Cool Kid Travels: Arata's Pumpkin Farm

Growing up in New England, it seemed like a significant portion of October was spent carving pumpkins/throwing pumpkins out of moving vehicles at street signs, riding in haunted hayrides, and navigating corn mazes (of course, my eight-year-old self had a shitty memory).  With the lack of foliage and farms located within 4 blocks of my house, I've never really found myself in the fall mood found pretty much everywhere in the eastern half of the country.

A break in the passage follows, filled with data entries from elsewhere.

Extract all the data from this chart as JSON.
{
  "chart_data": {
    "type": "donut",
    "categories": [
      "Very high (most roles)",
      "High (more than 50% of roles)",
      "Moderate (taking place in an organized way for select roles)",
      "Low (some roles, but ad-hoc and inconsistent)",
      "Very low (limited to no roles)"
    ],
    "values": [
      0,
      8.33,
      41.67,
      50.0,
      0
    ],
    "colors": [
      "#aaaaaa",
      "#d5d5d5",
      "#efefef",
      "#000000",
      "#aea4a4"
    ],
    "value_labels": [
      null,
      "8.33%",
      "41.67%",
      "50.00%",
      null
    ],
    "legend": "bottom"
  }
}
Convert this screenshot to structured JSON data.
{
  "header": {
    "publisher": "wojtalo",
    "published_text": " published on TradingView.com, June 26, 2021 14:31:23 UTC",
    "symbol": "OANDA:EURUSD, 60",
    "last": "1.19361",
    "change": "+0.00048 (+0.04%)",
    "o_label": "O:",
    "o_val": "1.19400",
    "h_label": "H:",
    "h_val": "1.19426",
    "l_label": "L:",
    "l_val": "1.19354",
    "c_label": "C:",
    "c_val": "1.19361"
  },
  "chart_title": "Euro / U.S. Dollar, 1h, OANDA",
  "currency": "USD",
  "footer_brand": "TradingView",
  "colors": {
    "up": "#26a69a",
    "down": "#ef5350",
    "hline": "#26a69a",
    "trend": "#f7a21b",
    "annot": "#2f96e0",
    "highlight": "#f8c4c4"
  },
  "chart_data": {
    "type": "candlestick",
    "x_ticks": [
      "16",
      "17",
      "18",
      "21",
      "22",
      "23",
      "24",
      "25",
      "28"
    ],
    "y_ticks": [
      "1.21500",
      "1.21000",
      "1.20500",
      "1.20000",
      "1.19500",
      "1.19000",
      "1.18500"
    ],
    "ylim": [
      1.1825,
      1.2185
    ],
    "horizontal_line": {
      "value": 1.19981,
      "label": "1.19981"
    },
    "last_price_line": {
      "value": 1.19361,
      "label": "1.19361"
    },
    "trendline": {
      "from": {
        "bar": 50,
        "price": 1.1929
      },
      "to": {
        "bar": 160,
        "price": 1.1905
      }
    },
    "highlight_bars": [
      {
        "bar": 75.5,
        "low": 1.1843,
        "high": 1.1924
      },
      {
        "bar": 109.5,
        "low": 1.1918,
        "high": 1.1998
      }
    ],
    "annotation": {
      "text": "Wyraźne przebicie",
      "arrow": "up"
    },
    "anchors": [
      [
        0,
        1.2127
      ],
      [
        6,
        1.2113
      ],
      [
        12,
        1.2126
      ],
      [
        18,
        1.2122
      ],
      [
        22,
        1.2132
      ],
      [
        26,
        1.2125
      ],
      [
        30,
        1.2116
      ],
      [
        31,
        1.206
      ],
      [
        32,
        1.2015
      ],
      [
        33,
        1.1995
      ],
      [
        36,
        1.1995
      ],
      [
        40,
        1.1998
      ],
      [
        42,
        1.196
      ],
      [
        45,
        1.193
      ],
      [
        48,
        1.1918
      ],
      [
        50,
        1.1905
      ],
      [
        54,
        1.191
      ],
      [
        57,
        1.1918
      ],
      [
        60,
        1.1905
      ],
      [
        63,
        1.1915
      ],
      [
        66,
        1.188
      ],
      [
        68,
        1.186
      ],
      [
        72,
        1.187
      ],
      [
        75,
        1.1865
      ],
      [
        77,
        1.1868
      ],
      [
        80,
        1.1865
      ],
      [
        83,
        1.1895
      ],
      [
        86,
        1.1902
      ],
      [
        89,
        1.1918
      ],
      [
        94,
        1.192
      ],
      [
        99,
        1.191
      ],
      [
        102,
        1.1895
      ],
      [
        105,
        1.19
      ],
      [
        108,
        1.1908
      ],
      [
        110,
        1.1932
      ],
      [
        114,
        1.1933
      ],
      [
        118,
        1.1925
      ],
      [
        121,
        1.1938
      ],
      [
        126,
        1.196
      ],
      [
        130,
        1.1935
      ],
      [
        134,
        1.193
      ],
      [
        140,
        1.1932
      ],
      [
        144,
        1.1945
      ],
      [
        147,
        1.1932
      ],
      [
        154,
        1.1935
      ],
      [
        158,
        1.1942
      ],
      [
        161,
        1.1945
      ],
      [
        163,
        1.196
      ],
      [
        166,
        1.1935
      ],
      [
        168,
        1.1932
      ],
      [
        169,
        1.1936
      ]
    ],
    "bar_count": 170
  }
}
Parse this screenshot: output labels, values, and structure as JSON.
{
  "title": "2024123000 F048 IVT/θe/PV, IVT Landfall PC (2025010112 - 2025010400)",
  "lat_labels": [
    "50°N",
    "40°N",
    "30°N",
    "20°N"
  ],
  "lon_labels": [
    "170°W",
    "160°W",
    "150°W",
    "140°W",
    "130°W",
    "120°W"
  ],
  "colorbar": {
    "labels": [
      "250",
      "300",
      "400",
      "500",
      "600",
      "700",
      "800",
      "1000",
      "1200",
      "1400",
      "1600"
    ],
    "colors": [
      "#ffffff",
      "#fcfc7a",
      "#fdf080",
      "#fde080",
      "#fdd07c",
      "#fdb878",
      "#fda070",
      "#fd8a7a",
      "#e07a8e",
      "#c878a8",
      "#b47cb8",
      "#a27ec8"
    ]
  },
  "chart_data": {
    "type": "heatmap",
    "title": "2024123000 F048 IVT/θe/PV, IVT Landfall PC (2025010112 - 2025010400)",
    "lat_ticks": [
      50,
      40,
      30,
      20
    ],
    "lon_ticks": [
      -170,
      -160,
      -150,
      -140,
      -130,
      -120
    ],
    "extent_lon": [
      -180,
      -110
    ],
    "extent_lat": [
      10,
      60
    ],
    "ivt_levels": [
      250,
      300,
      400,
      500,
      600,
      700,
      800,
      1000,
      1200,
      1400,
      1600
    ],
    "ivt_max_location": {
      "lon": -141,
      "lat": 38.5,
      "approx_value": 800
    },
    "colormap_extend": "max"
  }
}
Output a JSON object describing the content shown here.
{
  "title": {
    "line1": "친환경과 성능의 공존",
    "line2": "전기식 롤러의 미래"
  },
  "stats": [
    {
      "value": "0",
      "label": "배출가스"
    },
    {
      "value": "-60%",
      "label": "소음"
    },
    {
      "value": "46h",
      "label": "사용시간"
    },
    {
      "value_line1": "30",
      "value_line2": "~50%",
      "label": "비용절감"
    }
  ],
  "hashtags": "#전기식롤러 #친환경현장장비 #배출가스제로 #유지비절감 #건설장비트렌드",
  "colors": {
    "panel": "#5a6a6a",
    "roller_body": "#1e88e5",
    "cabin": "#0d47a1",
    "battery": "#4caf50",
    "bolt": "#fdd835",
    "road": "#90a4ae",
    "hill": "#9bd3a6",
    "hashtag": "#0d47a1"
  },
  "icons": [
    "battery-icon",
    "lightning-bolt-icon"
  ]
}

After talking about shit to do in the fall in SF, a friend suggested I steal a car and head down Arata's Pumpkin Farm in Half Moon Bay.  While this place has been around since the Depression and likely known to everyone who has spent years in the Bay Area, it was new to me and a bunch of other transplant losers.  So after a night of drinking crappy beer and lackluster pizza, we hauled ass down the coast to what has to be the closest to an authentic New England pumpkin farm I've seen.  A petting zoo!  Sword fights!  A haunted barn! Pumpkins!  A maze!  Statues of King Kong!  Feral cats!  Goats!  Overpriced produce!  Adult-onset diabetes!

Admittedly the maze (not pictured because all my pictures just look like bales of hay) wasn't incredibly hard, half of the attractions were not open until October, and they didn't have kegs of Pabst or indoor bicycle parking, but it was still a quality trip out of the city.

  

  

The petting zoo was full of goats, a cow with a sore of the back of its head, a bunny, and a bunch of bird.

This cat is a real asshole.

I guess they sell pumpkins.

After leaving the pumpkin farm, we stopped off at Moss Beach to look at starfish and seals and shit.  “Walking down to the beach, I briefly step on a wide and flat rock covered in sand.  It was soft and had a bounce to it.  It was a dead seal.” - @tpaz

Comments (4)

What a fun post. I would note that you were about two weeks early. Its all much better on a cool fall day, not an indian summer casino scorcher.

I found this maze to be extremely difficult. The owner bet me my entrance fee that I could not solve the labryinth in under 15 minutes. After 30 minutes, he sent his son in to lead me out. Rather than guide me, he walked atop the hay walls and belittled my sense of direction until I managed to find the exit. The Greeks have a stubborn leaning towards impenetrable materials for the contruction of mazes, unlike the English (me) who build them from hedges. Also, don’t take a girl here on a first date unless you’re certain navigation is not criteria for a second date.

I did the maze on a full moon last year. It was amazing. No pun intended.